Minimizing reverse bias dark current density (J(dark)) while retaining high external quantum efficiency is crucial for promising applications of perovskite photodiodes, and it remains challenging to elucidate the ultimate origin of J(dark). It is demonstrated in this study that the surface defects induced by iodine vacancies are the main cause of J(dark) in perovskite photodiodes. In a targeted way, the surface defects are thoroughly passivated through a simple treatment with butylamine hydroiodide to form ultrathin 2D perovskite on its 3D bulk. In the passivated perovskite photodiodes, J(dark) as low as 3.78 x 10(-10) A cm(-2) at -0.1 V is achieved, and the photoresponse is also enhanced, especially at low light intensities. A combination of the two improvements realizes high specific detectivity up to 1.46 x 10(12) Jones in the devices.
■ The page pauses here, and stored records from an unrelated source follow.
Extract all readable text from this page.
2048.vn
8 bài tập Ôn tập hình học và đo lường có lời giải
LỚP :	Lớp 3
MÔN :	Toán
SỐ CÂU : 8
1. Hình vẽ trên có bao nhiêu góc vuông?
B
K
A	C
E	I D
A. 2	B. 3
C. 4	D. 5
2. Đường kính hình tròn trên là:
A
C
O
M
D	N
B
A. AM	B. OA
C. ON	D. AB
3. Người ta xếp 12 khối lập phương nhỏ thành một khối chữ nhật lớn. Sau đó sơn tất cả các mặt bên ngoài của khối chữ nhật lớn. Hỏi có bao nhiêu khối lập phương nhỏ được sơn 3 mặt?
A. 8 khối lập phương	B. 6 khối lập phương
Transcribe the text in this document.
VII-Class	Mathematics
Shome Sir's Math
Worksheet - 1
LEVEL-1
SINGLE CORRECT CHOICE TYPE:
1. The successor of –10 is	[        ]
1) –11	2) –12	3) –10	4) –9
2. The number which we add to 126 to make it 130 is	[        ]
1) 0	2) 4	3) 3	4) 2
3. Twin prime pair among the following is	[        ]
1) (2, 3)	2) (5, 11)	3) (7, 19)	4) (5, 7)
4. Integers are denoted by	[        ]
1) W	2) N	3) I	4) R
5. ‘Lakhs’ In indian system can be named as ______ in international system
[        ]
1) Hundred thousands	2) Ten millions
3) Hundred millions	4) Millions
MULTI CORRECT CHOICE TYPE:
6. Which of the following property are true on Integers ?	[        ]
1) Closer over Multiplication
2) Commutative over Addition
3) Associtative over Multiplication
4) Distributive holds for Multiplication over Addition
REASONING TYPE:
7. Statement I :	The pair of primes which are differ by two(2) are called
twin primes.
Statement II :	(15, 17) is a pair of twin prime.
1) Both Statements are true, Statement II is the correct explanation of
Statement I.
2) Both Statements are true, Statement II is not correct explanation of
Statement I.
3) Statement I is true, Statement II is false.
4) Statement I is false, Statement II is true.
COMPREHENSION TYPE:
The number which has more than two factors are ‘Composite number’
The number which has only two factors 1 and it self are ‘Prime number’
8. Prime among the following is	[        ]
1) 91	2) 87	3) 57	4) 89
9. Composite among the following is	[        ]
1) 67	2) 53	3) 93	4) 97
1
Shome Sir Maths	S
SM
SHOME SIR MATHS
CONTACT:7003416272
It is clarified that the trap states induced by the surface defects can not only raise the generation-recombination current density associated with the Shockley-Read-Hall mechanisms in the dark (increasing J(dark)), but also provide additional carrier recombination paths under light illumination (decreasing photocurrent). The critical role of surface defects on J(dark) of perovskite photodiodes suggests that making trap-free perovskite thin films, for example, by fine preparation and/or surface engineering, is a top priority for high-performance perovskite photodiodes.